Spatial dependence - The tendency for observations close together in space to be more highly correlated than those that are further apart. Also called spatial autocorrelation. Spatial dependence imputes that up to some distance apart from each other, two observations at different locations are not statistically independent.
Semi-variance is a measure of the spatial dependence between two observations as a function of the distance between them.
Semivariogram - a graph of how semivariance changes as the distance between observations changes. Semivariograms are used for measuring the degree of dissimilarity between observations as a function of distance. Based on the “first rule of geography” that things close together are more similar than things far apart, semi-variance is generally low when two locations are close to each other (i.e. observations at each point are likely to be similar to each other:. Typically, semi-variance increases as the distance between the locations grows until at some point the locations are considered independent of each other and semi-variance no longer increases.
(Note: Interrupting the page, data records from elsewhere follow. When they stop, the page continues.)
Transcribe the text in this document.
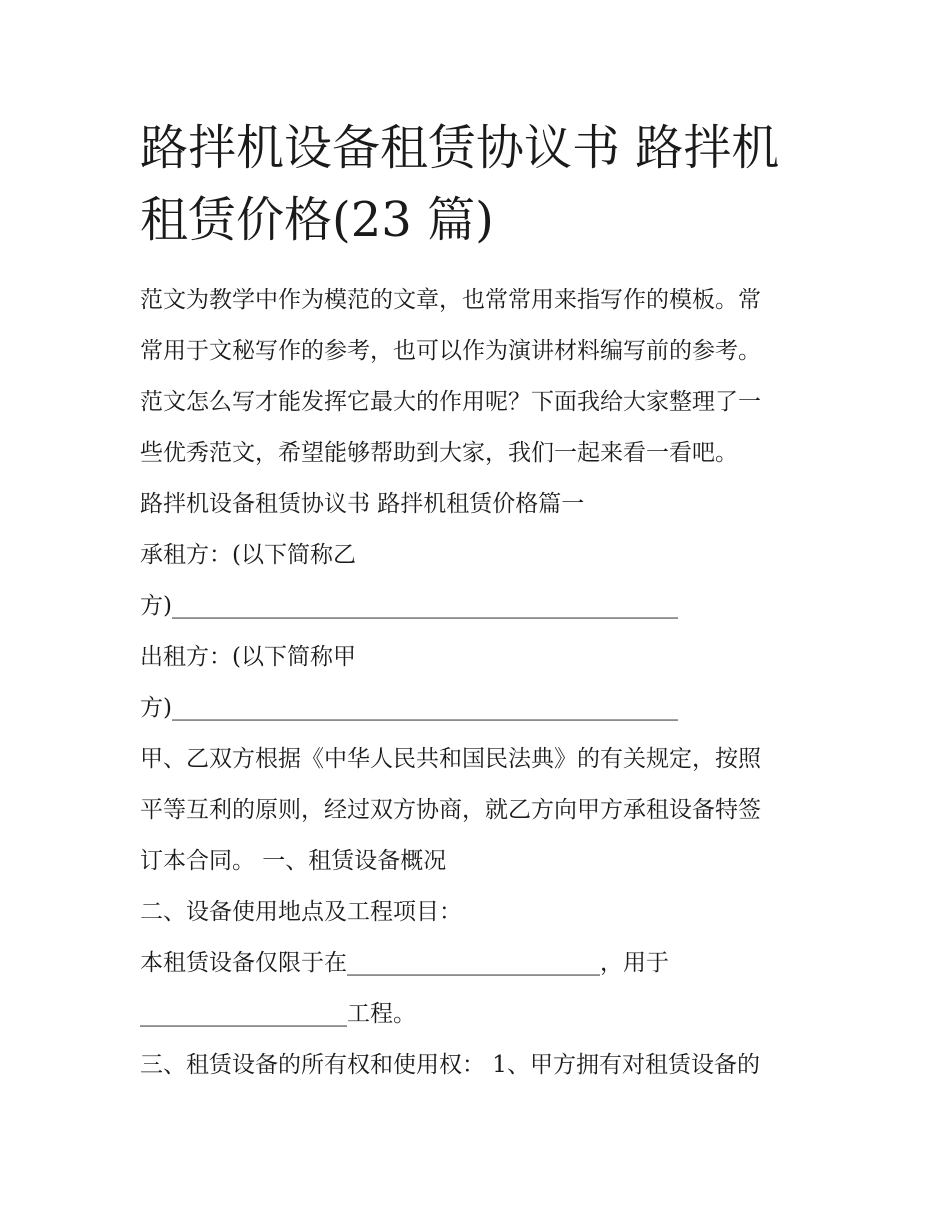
路拌机设备租赁协议书 路拌机
租赁价格(23 篇)

范文为教学中作为模范的文章，也常常用来指写作的模板。常

常用于文秘写作的参考，也可以作为演讲材料编写前的参考。

范文怎么写才能发挥它最大的作用呢？下面我给大家整理了一

些优秀范文，希望能够帮助到大家，我们一起来看一看吧。

路拌机设备租赁协议书 路拌机租赁价格篇一

承租方：(以下简称乙

方)____________________________________________

出租方：(以下简称甲

方)____________________________________________

甲、乙双方根据《中华人民共和国民法典》的有关规定，按照

平等互利的原则，经过双方协商，就乙方向甲方承租设备特签

订本合同。 一、租赁设备概况

二、设备使用地点及工程项目：

本租赁设备仅限于在______________________，用于

__________________工程。

三、租赁设备的所有权和使用权： 1、甲方拥有对租赁设备的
A variogram is usually characterized by three measures. The nugget refers to the variability in the field data that cannot be explained by distance between the observations. Many factors influence the magnitude of the nugget including imprecision in sampling techniques and underlying variability of the attribute that is being measured. Also, the minimum spacing between observations can influence the nugget because if there are no observations located close to each other, it is impossible to estimate “close-range” spatial dependence. The sill refers to the maximum observed variability in the data. In theory, the sill corresponds to the variance of the data as normally estimated in statistics. The difference between the sill and the nugget represents the amount of observed variation that can be explained by distance between observations. An ideal situation would consist of a small nugget and a large sill (i.e., there is much spatial dependence and a lot could be inferred about an unobserved location based on its distance from an observed site). Finally, the range is the point at which the semivariance stops increasing. The range represents the distance at which two observations are unrelated (i.e., independent). Often a model is fit to the empirical variogram to aid in interpretation and in order to make use of the spatial dependence in other statistical techniques.